DNA demethylation mediated by down-regulated TETs in the testes of rare minnow Gobiocypris rarus under bisphenol A exposure

- BPA resulted in decrease of TETs and 5hmC levels.
- BPA exposure caused DNA hypermethylation in the testes of G. rarus.
- The decrease of TETs may be sufficient to cause the DNA hypermethylation.
- No clear relationship between DNA methylation and GSH levels.
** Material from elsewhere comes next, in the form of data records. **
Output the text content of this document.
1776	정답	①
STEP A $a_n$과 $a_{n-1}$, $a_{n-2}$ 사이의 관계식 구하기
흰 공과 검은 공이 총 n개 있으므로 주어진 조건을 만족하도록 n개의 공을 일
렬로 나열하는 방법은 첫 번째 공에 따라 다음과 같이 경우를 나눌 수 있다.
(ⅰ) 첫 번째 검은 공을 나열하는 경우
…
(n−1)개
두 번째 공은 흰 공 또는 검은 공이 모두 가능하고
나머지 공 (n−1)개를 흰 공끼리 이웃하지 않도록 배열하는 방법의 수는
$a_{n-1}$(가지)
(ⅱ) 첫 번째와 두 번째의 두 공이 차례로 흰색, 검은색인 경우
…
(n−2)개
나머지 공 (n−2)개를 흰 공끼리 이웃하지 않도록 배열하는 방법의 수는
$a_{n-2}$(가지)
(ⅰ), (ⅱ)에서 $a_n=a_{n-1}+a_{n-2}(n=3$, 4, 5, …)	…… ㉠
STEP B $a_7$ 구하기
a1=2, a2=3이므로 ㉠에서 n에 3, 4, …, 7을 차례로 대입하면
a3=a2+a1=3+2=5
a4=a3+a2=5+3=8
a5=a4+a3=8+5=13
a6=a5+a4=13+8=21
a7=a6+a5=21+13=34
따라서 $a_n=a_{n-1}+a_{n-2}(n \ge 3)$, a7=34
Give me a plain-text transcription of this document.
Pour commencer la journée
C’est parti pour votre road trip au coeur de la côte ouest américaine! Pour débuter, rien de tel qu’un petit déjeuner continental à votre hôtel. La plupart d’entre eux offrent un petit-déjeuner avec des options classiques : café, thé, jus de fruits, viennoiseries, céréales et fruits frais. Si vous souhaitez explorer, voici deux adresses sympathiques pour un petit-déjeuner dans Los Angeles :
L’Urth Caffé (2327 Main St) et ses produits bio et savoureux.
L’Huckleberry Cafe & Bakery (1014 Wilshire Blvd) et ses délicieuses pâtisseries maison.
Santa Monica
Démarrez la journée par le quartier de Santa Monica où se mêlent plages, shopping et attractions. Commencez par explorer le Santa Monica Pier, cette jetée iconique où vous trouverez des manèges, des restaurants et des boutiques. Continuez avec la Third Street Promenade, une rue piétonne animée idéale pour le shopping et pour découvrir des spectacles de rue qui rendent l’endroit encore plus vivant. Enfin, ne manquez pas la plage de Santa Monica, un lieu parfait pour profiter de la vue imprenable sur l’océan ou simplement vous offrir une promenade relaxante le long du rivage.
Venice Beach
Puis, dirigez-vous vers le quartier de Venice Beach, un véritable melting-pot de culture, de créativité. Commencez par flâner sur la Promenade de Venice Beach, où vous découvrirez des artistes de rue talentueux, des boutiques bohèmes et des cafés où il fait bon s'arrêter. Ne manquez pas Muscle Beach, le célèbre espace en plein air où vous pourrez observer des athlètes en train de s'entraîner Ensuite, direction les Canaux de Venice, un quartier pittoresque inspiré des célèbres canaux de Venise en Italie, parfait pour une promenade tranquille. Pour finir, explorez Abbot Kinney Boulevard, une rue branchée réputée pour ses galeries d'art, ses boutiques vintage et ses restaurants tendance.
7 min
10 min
Inevitable BPA exposure resulted in disturbance of DNA methylation status and our published study suspected that BPA has the potentiality to disturb DNA demethylation and GSH production in Gobiocypris rarus testes. To confirm this conjecture, several experiments were carried out in the present study. Adult male G. rarus was exposed to 1, 15 and 225 μg L−1 (nominal concentration) BPA for two weeks. The levels of 5-methylcytosine (5mC), 5-hydroxymethylcytosine (5hmC), glutathione (GSH), and enzyme levels for DNA methylation and GSH synthesis in the testes were detected. Meanwhile, the contents of substrates for GSH synthesis were measured. Furthermore, the transcriptional changes of the studied genes were examined. Results indicated that 1-225 μg L−1 BPA caused decrease of testicular ten-eleven translocation proteins (TETs) with more obvious effects at low concentrations. Moreover, all concentrations of BPA resulted in decrease of 5hmC levels while only 225 μg L−1 BPA resulted in significant increase of 5mC. In addition, all treatments resulted in significant decrease of GSH and the replenishment of GSH might be mainly accomplished by circular synthesis. These results indicated that BPA exposure inhibited TETs-mediated DNA demethylation and the declined DNA demethylation mediated by TETs may result in DNA hypermethylation at 225 μg L−1 BPA. In addition, the changes of DNA methylation status were irrelevant with GSH levels.